Le XVIIe siècle fut une véritable apothéose de la bonne chère. Henri IV et Louis XIV furent de belles fourchettes, Louis XIII ne dédaignait point, de temps à autre, de prendre la poêle en main ; il était inévitable que leurs sujets les imitassent. Les mémorialistes, les touristes, les poésies, les pièces d'archives nous fournissent sur l'appétit et les goûts culinaires des contemporains de Corneille ou de Molière des renseignements curieux et abondants.

On commence à cette époque à moins négliger la tenue à table, les traités de civilité du temps indiquent à ce sujet les règles du savoir-vivre et énoncent des recommandations qui nous paraissent aujourd'hui fort puériles. Il était jugé fort mal élevé de se curer les dents en public et de manger avec ses doigts ; ceci n'était pas un conseil absolument superflu, car on affirme que le chancelier Séguier se lavait les mains dans la sauce des plats ! A la fin du XVIIe siècle, A. de Courtin commente les différentes façons de prendre part à un dîner. On restait couvert dès qu'on était assis, et on gardait également son manteau et son épée. Cet auteur écrit aussi qu'il ne faut pas mettre les coudes sur la table, « ni regarder les viandes avec trop grande avidité ». Les fruits étaient présentés pelés, mais recouverts de leur pelure, ce qui évitait aux invités l'embarras d'un geste souvent difficile à bien exécuter. Courtin note encore : « Il faut bien essuyer votre cuillère avant de prendre quelque chose dans un autre plat », car il y a des gens délicats qui pourraient s'en froisser ; chez des hôtes « bien propres », il vaut mieux demander une autre cuillère ; notre auteur constate d'ailleurs que dans certaines maisons on commence (vers 1690) à disposer sur la nappe des couverts pour le service. Cet écrivain ajoute qu'on ne doit pas non plus engloutir de trop gros morceaux « pour ne pas avoir des poches aux joues comme les singes »; enfin qu'il est malséant de ne pas vider son verre d'un seul coup. Courtin interdit absolument d'émettre certains bruits sonores, mais peu harmonieux, généralement précurseurs d'une digestion difficile ...

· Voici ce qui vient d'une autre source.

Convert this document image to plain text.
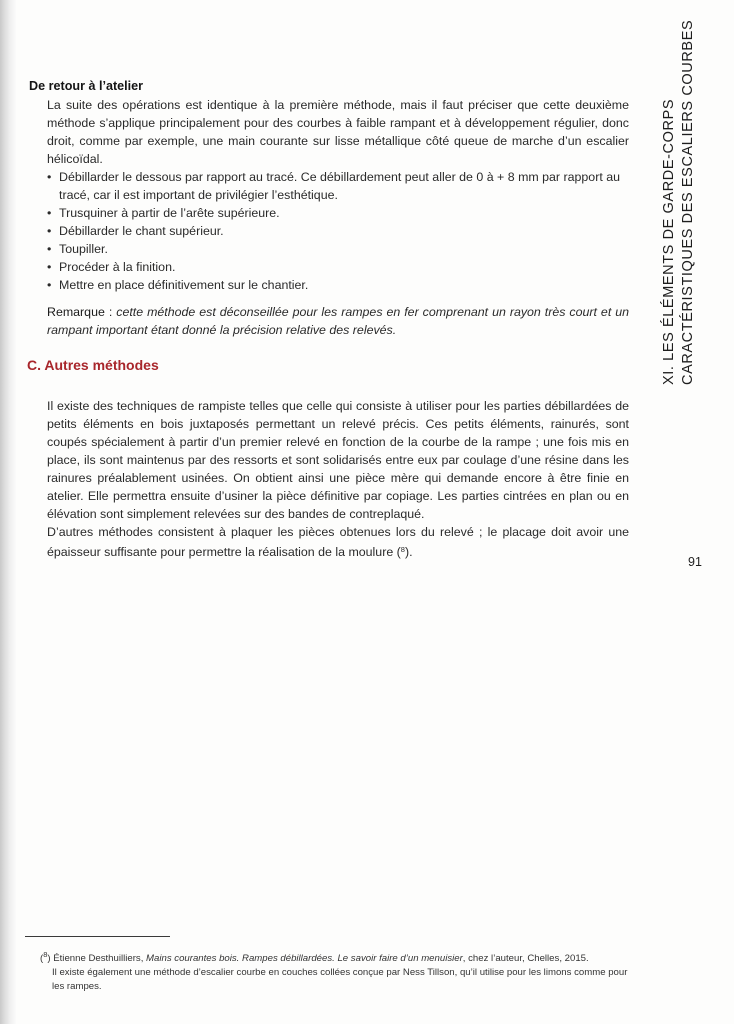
De retour à l’atelier

La suite des opérations est identique à la première méthode, mais il faut préciser que cette deuxième méthode s’applique principalement pour des courbes à faible rampant et à développement régulier, donc droit, comme par exemple, une main courante sur lisse métallique côté queue de marche d’un escalier hélicoïdal.

• Débillarder le dessous par rapport au tracé. Ce débillardement peut aller de 0 à + 8 mm par rapport au tracé, car il est important de privilégier l’esthétique.
• Trusquiner à partir de l’arête supérieure.
• Débillarder le chant supérieur.
• Toupiller.
• Procéder à la finition.
• Mettre en place définitivement sur le chantier.

Remarque : cette méthode est déconseillée pour les rampes en fer comprenant un rayon très court et un rampant important étant donné la précision relative des relevés.

C. Autres méthodes

Il existe des techniques de rampiste telles que celle qui consiste à utiliser pour les parties débillardées de petits éléments en bois juxtaposés permettant un relevé précis. Ces petits éléments, rainurés, sont coupés spécialement à partir d’un premier relevé en fonction de la courbe de la rampe ; une fois mis en place, ils sont maintenus par des ressorts et sont solidarisés entre eux par coulage d’une résine dans les rainures préalablement usinées. On obtient ainsi une pièce mère qui demande encore à être finie en atelier. Elle permettra ensuite d’usiner la pièce définitive par copiage. Les parties cintrées en plan ou en élévation sont simplement relevées sur des bandes de contreplaqué.

D’autres méthodes consistent à plaquer les pièces obtenues lors du relevé ; le placage doit avoir une épaisseur suffisante pour permettre la réalisation de la moulure ($^8$).

XI. LES ÉLÉMENTS DE GARDE-CORPS CARACTÉRISTIQUES DES ESCALIERS COURBES
91
($^8$) Étienne Desthuilliers, Mains courantes bois. Rampes débillardées. Le savoir faire d’un menuisier, chez l’auteur, Chelles, 2015.
Il existe également une méthode d’escalier courbe en couches collées conçue par Ness Tillson, qu’il utilise pour les limons comme pour les rampes.
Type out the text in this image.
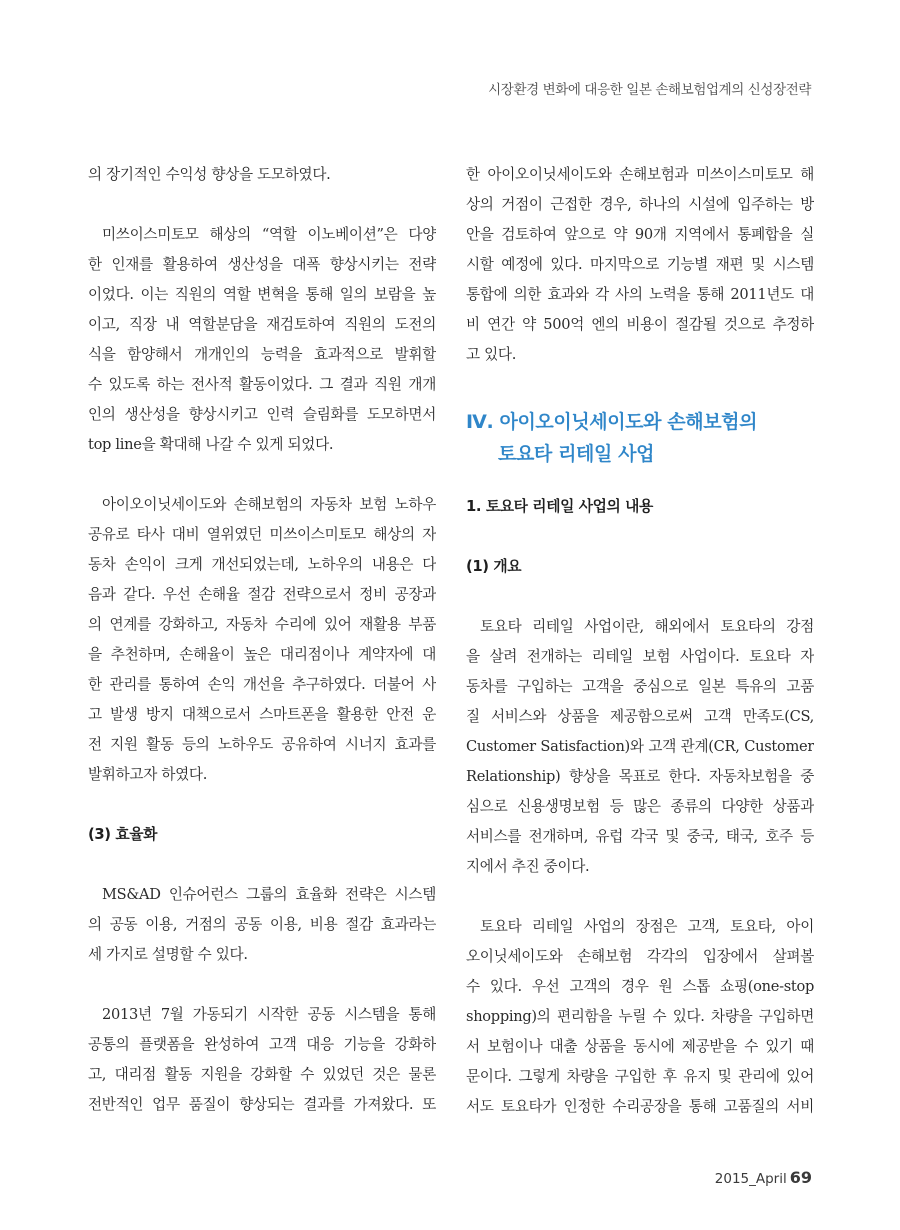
시장환경 변화에 대응한 일본 손해보험업계의 신성장전략
의 장기적인 수익성 향상을 도모하였다.
미쓰이스미토모 해상의 “역할 이노베이션”은 다양
한 인재를 활용하여 생산성을 대폭 향상시키는 전략
이었다. 이는 직원의 역할 변혁을 통해 일의 보람을 높
이고, 직장 내 역할분담을 재검토하여 직원의 도전의
식을 함양해서 개개인의 능력을 효과적으로 발휘할
수 있도록 하는 전사적 활동이었다. 그 결과 직원 개개
인의 생산성을 향상시키고 인력 슬림화를 도모하면서
top line을 확대해 나갈 수 있게 되었다.
아이오이닛세이도와 손해보험의 자동차 보험 노하우
공유로 타사 대비 열위였던 미쓰이스미토모 해상의 자
동차 손익이 크게 개선되었는데, 노하우의 내용은 다
음과 같다. 우선 손해율 절감 전략으로서 정비 공장과
의 연계를 강화하고, 자동차 수리에 있어 재활용 부품
을 추천하며, 손해율이 높은 대리점이나 계약자에 대
한 관리를 통하여 손익 개선을 추구하였다. 더불어 사
고 발생 방지 대책으로서 스마트폰을 활용한 안전 운
전 지원 활동 등의 노하우도 공유하여 시너지 효과를
발휘하고자 하였다.
(3) 효율화
MS&AD 인슈어런스 그룹의 효율화 전략은 시스템
의 공동 이용, 거점의 공동 이용, 비용 절감 효과라는
세 가지로 설명할 수 있다.
2013년 7월 가동되기 시작한 공동 시스템을 통해
공통의 플랫폼을 완성하여 고객 대응 기능을 강화하
고, 대리점 활동 지원을 강화할 수 있었던 것은 물론
전반적인 업무 품질이 향상되는 결과를 가져왔다. 또
한 아이오이닛세이도와 손해보험과 미쓰이스미토모 해
상의 거점이 근접한 경우, 하나의 시설에 입주하는 방
안을 검토하여 앞으로 약 90개 지역에서 통폐합을 실
시할 예정에 있다. 마지막으로 기능별 재편 및 시스템
통합에 의한 효과와 각 사의 노력을 통해 2011년도 대
비 연간 약 500억 엔의 비용이 절감될 것으로 추정하
고 있다.
Ⅳ. 아이오이닛세이도와 손해보험의
토요타 리테일 사업
1. 토요타 리테일 사업의 내용
(1) 개요
토요타 리테일 사업이란, 해외에서 토요타의 강점
을 살려 전개하는 리테일 보험 사업이다. 토요타 자
동차를 구입하는 고객을 중심으로 일본 특유의 고품
질 서비스와 상품을 제공함으로써 고객 만족도(CS,
Customer Satisfaction)와 고객 관계(CR, Customer
Relationship) 향상을 목표로 한다. 자동차보험을 중
심으로 신용생명보험 등 많은 종류의 다양한 상품과
서비스를 전개하며, 유럽 각국 및 중국, 태국, 호주 등
지에서 추진 중이다.
토요타 리테일 사업의 장점은 고객, 토요타, 아이
오이닛세이도와 손해보험 각각의 입장에서 살펴볼
수 있다. 우선 고객의 경우 원 스톱 쇼핑(one-stop
shopping)의 편리함을 누릴 수 있다. 차량을 구입하면
서 보험이나 대출 상품을 동시에 제공받을 수 있기 때
문이다. 그렇게 차량을 구입한 후 유지 및 관리에 있어
서도 토요타가 인정한 수리공장을 통해 고품질의 서비
2015_April 69
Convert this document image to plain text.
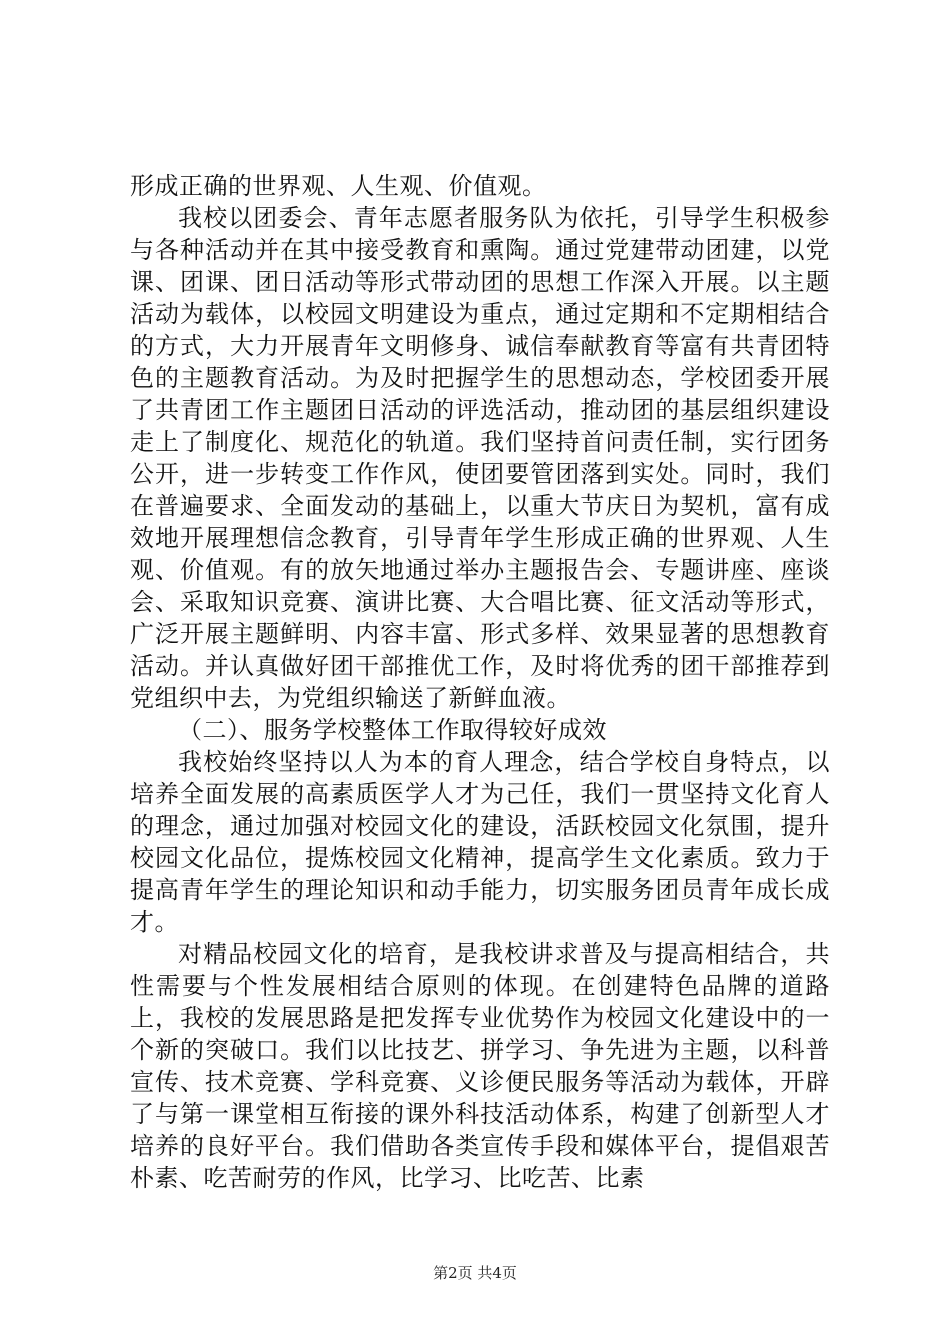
形成正确的世界观、人生观、价值观。

我校以团委会、青年志愿者服务队为依托，引导学生积极参与各种活动并在其中接受教育和熏陶。通过党建带动团建，以党课、团课、团日活动等形式带动团的思想工作深入开展。以主题活动为载体，以校园文明建设为重点，通过定期和不定期相结合的方式，大力开展青年文明修身、诚信奉献教育等富有共青团特色的主题教育活动。为及时把握学生的思想动态，学校团委开展了共青团工作主题团日活动的评选活动，推动团的基层组织建设走上了制度化、规范化的轨道。我们坚持首问责任制，实行团务公开，进一步转变工作作风，使团要管团落到实处。同时，我们在普遍要求、全面发动的基础上，以重大节庆日为契机，富有成效地开展理想信念教育，引导青年学生形成正确的世界观、人生观、价值观。有的放矢地通过举办主题报告会、专题讲座、座谈会、采取知识竞赛、演讲比赛、大合唱比赛、征文活动等形式，广泛开展主题鲜明、内容丰富、形式多样、效果显著的思想教育活动。并认真做好团干部推优工作，及时将优秀的团干部推荐到党组织中去，为党组织输送了新鲜血液。

（二）、服务学校整体工作取得较好成效

我校始终坚持以人为本的育人理念，结合学校自身特点，以培养全面发展的高素质医学人才为己任，我们一贯坚持文化育人的理念，通过加强对校园文化的建设，活跃校园文化氛围，提升校园文化品位，提炼校园文化精神，提高学生文化素质。致力于提高青年学生的理论知识和动手能力，切实服务团员青年成长成才。

对精品校园文化的培育，是我校讲求普及与提高相结合，共性需要与个性发展相结合原则的体现。在创建特色品牌的道路上，我校的发展思路是把发挥专业优势作为校园文化建设中的一个新的突破口。我们以比技艺、拼学习、争先进为主题，以科普宣传、技术竞赛、学科竞赛、义诊便民服务等活动为载体，开辟了与第一课堂相互衔接的课外科技活动体系，构建了创新型人才培养的良好平台。我们借助各类宣传手段和媒体平台，提倡艰苦朴素、吃苦耐劳的作风，比学习、比吃苦、比素

第2页 共4页
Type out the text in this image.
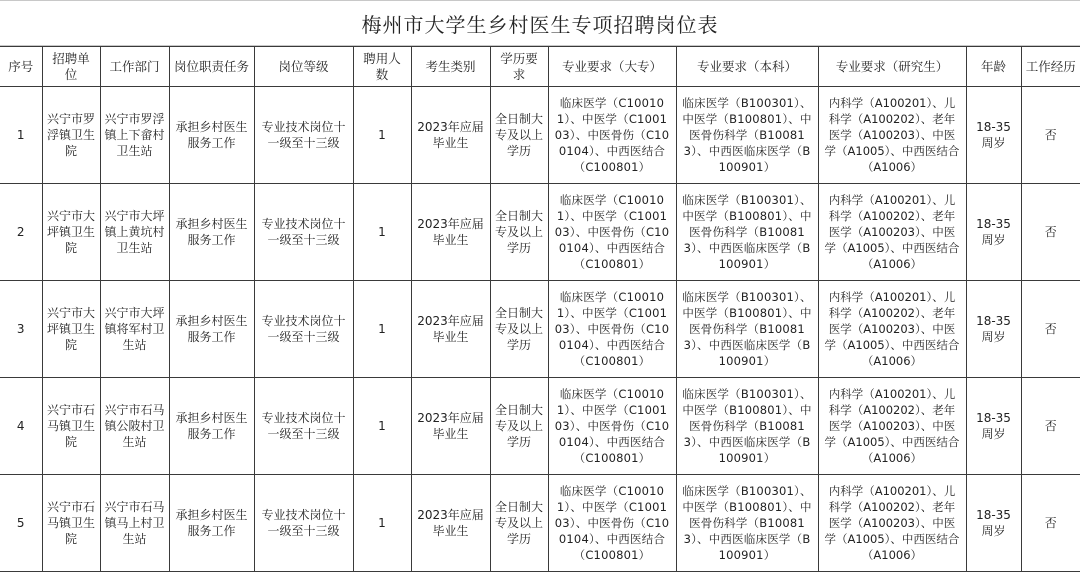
梅州市大学生乡村医生专项招聘岗位表
序号	招聘单位	工作部门	岗位职责任务	岗位等级	聘用人数	考生类别	学历要求	专业要求（大专）	专业要求（本科）	专业要求（研究生）	年龄	工作经历
1	兴宁市罗浮镇卫生院	兴宁市罗浮镇上下畲村卫生站	承担乡村医生服务工作	专业技术岗位十一级至十三级	1	2023年应届毕业生	全日制大专及以上学历	临床医学（C100101）、中医学（C100103）、中医骨伤（C100104）、中西医结合（C100801）	临床医学（B100301）、中医学（B100801）、中医骨伤科学（B100813）、中西医临床医学（B100901）	内科学（A100201）、儿科学（A100202）、老年医学（A100203）、中医学（A1005）、中西医结合（A1006）	18-35周岁	否
2	兴宁市大坪镇卫生院	兴宁市大坪镇上黄坑村卫生站	承担乡村医生服务工作	专业技术岗位十一级至十三级	1	2023年应届毕业生	全日制大专及以上学历	临床医学（C100101）、中医学（C100103）、中医骨伤（C100104）、中西医结合（C100801）	临床医学（B100301）、中医学（B100801）、中医骨伤科学（B100813）、中西医临床医学（B100901）	内科学（A100201）、儿科学（A100202）、老年医学（A100203）、中医学（A1005）、中西医结合（A1006）	18-35周岁	否
3	兴宁市大坪镇卫生院	兴宁市大坪镇将军村卫生站	承担乡村医生服务工作	专业技术岗位十一级至十三级	1	2023年应届毕业生	全日制大专及以上学历	临床医学（C100101）、中医学（C100103）、中医骨伤（C100104）、中西医结合（C100801）	临床医学（B100301）、中医学（B100801）、中医骨伤科学（B100813）、中西医临床医学（B100901）	内科学（A100201）、儿科学（A100202）、老年医学（A100203）、中医学（A1005）、中西医结合（A1006）	18-35周岁	否
4	兴宁市石马镇卫生院	兴宁市石马镇公陂村卫生站	承担乡村医生服务工作	专业技术岗位十一级至十三级	1	2023年应届毕业生	全日制大专及以上学历	临床医学（C100101）、中医学（C100103）、中医骨伤（C100104）、中西医结合（C100801）	临床医学（B100301）、中医学（B100801）、中医骨伤科学（B100813）、中西医临床医学（B100901）	内科学（A100201）、儿科学（A100202）、老年医学（A100203）、中医学（A1005）、中西医结合（A1006）	18-35周岁	否
5	兴宁市石马镇卫生院	兴宁市石马镇马上村卫生站	承担乡村医生服务工作	专业技术岗位十一级至十三级	1	2023年应届毕业生	全日制大专及以上学历	临床医学（C100101）、中医学（C100103）、中医骨伤（C100104）、中西医结合（C100801）	临床医学（B100301）、中医学（B100801）、中医骨伤科学（B100813）、中西医临床医学（B100901）	内科学（A100201）、儿科学（A100202）、老年医学（A100203）、中医学（A1005）、中西医结合（A1006）	18-35周岁	否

D'autres ouvrages, désireux de compléter l'éducation des gourmets, visaient à leur apprendre les expressions choisie et élégantes afin de ne pas paraître incongrus dans un dîner. Dans un assez curieux volume, F. de Callières nous rapporte une conversation tenue, à table, chez un bon bourgeois de Paris, fort honnête homme, nous dit-il, mais ne connaissant pas les délicatesses de la langue. « On nous servit d'abord deux potages et quelques entrées. — Laquelle aimez-vous mieux de ces deux souppes, me dit-il, pour moy j'aime la souppe de santé. » Quand on eut desservi les potages, il demanda à boire et il me dit, ayant le verre à la main : « Monsieur, permettez-moi de saluer vos grâces. » Il prit un gigot de mouton et dit en le coupant : « Quand l’éclanche est tendre, je l'aime mieux que les petits pieds », et, après qu'on eut mangé de l'entremets, il dit aux gens : «Qu'on nous apporte le dessert. » L'interlocuteur de M. de Callières — un abbé — ne voit pas en quoi le Parisien s'est mépris, mais son mentor lui explique que l'on doit dire potage et non soupe, gigot et non éclanche, gibier et non petits pieds, et enfin fruit et non pas dessert.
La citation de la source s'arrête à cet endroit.